The other important thing to know about bear, is what it was eating when it was killed. Now, this is hard to know if you’re gifted with meat and the hunter doesn’t want to share the location he got the bear, but most proper (and proud) hunters will let you know exactly where they got the bear down. The reason this is important is because if the bear was feasting on city trash, it’ll taste like trash.
However, if the hunter hunted away from town and was able to track down the bear’s feces to see what it was eating – hopefully tons of berries – you’ll get a much tastier bear. This is true for most wild game, actually. If you get a grouse and find that his gullet is filled with berries, the meat will have a sweeter taste, and if it’s filled with greens, he may have more of a sage taste.

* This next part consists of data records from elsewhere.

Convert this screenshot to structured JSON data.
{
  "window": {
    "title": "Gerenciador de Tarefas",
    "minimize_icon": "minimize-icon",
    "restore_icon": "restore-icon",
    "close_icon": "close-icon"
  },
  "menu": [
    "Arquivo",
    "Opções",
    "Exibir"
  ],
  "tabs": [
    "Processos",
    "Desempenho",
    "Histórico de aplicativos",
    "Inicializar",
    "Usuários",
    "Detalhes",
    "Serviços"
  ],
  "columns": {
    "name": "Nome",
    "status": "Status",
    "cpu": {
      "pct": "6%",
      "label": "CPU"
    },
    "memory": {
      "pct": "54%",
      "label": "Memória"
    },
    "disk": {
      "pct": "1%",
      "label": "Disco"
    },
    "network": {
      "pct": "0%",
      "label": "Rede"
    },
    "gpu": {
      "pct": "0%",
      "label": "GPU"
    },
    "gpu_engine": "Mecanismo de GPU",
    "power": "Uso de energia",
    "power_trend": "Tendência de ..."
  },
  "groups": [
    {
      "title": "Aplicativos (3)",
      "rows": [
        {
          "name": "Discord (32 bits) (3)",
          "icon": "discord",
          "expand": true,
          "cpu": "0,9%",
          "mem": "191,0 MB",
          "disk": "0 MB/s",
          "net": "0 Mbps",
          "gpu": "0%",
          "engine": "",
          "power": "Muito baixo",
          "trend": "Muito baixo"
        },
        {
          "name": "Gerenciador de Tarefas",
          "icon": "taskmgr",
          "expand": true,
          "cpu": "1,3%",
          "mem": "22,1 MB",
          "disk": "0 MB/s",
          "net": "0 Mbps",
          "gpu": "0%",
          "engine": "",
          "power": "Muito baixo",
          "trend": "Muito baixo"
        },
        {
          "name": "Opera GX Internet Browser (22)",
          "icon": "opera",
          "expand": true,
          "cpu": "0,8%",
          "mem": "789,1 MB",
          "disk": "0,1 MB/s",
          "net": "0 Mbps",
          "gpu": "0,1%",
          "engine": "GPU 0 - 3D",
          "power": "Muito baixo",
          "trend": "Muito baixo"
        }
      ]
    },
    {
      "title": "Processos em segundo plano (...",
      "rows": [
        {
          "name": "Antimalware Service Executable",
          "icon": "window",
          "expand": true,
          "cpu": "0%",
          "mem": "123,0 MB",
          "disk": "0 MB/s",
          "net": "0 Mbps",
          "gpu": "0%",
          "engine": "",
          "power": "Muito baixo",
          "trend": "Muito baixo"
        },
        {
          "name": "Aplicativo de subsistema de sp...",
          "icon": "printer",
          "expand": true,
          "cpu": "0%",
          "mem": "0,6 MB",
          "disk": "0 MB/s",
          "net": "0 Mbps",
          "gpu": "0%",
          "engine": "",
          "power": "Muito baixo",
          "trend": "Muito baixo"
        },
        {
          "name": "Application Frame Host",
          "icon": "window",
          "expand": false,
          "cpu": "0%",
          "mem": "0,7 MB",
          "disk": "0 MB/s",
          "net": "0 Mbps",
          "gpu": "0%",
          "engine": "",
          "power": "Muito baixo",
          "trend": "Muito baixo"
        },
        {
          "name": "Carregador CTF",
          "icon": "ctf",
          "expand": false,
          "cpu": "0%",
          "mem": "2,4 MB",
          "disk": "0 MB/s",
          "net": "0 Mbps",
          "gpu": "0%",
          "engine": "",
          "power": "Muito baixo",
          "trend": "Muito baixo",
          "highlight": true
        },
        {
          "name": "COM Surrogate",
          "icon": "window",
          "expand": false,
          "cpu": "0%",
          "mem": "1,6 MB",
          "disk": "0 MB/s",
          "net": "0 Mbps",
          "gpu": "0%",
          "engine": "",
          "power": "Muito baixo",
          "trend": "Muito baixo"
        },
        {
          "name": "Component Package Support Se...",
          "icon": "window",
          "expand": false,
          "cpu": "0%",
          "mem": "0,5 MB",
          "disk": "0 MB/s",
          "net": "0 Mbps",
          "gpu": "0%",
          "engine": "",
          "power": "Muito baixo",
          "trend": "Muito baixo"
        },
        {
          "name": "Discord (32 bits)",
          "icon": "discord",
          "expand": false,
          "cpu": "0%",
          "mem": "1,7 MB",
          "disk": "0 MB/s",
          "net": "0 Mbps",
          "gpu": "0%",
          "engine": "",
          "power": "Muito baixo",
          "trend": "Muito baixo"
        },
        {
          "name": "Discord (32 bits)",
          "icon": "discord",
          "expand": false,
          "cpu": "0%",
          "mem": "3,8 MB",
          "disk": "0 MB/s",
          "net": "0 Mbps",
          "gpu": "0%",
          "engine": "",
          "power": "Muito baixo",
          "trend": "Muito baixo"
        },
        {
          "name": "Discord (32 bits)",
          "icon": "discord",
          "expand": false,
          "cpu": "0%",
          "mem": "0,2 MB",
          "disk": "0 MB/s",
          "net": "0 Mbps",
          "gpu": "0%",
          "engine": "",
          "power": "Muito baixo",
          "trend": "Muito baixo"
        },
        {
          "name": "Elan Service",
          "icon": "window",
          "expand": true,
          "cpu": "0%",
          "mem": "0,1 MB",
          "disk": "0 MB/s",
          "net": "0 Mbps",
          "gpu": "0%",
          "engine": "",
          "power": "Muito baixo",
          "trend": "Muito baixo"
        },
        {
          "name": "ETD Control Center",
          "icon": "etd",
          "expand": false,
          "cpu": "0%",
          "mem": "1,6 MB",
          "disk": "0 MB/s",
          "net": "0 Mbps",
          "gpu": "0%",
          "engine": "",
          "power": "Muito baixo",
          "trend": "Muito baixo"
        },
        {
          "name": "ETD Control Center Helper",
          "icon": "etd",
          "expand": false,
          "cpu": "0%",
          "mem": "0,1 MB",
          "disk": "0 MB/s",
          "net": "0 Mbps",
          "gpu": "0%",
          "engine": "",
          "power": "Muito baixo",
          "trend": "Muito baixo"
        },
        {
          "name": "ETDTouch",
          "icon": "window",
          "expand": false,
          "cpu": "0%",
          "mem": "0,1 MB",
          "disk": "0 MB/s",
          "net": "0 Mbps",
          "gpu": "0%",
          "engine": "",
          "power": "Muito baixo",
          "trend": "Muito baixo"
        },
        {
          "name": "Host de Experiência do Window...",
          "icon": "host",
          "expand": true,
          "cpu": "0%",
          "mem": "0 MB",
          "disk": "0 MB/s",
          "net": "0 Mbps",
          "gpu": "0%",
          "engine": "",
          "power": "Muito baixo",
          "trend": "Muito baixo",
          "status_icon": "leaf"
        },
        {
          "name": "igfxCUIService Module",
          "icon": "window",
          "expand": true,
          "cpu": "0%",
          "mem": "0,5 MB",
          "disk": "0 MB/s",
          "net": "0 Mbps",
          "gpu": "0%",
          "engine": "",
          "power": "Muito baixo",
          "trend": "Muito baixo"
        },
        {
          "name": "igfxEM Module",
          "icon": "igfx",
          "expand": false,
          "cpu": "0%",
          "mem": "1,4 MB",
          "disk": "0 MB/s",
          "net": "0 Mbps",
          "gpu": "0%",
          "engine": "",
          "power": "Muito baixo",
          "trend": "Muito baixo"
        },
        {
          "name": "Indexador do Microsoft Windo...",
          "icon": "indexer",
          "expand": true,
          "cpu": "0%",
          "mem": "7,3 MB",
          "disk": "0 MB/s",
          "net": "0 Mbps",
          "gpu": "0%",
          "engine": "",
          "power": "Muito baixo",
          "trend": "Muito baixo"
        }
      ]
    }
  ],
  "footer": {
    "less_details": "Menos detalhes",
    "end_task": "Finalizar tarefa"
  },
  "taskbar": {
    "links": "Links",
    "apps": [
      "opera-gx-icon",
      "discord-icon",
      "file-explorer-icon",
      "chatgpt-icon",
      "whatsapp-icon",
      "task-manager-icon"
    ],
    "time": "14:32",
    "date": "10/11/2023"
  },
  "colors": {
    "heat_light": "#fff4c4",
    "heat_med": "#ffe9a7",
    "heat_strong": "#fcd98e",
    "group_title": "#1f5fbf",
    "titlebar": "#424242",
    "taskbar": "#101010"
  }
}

The bear meat we got was put down in the high country and we had the perfect slow-cooker recipe to ensure it was cooked properly. Grab your Dutch oven and let’s get started!
Bear Roast Recipe
- 5-6 lbs Bear Meat Round or Shoulder
- 2 tbsp Bacon Grease
- To Taste dash Salt + Pepper
- 2 large Onions Diced
- 3 cloves Garlic Diced
- 3 stalks Celery Chopped, with Leaves
- 2 Carrots Chopped
- handful Potatoes
- 4 tbsp Fresh Parsley Chopped
- 3 Cloves
- 2 Bay Leaves
- 1 c Beef Broth
- 1 c Red Wine
- Preheat the oven to 220⁰ F.
- Put the bacon fat in the Dutch oven and heat until it melts. Add the bear roast and brown it on all sides.
- Season the roast with salt and pepper, and then add all of the diced veggies and herbs. I don’t specify the amount of potatoes, because it depends how much you want to eat and what size you’re using – just go with what your gut tells ya.
- Stir in the liquids, and then cover the Dutch oven with a lid.
- Place the Dutch oven in the oven, and cook for 7-8 hours at the low temperature. Don’t peek at it as it cooks.
- At the 7 hour mark, check to see what the internal temperature is, remembering that you want it to be 160⁰ F. If it’s not quite to the right temperature, stick it back in the oven until it does reach 160⁰ F.
- When done, strain the juices, remove any fat from the meat, and serve it up. Or, if you want gravy, use the juices to whip up a quick batch.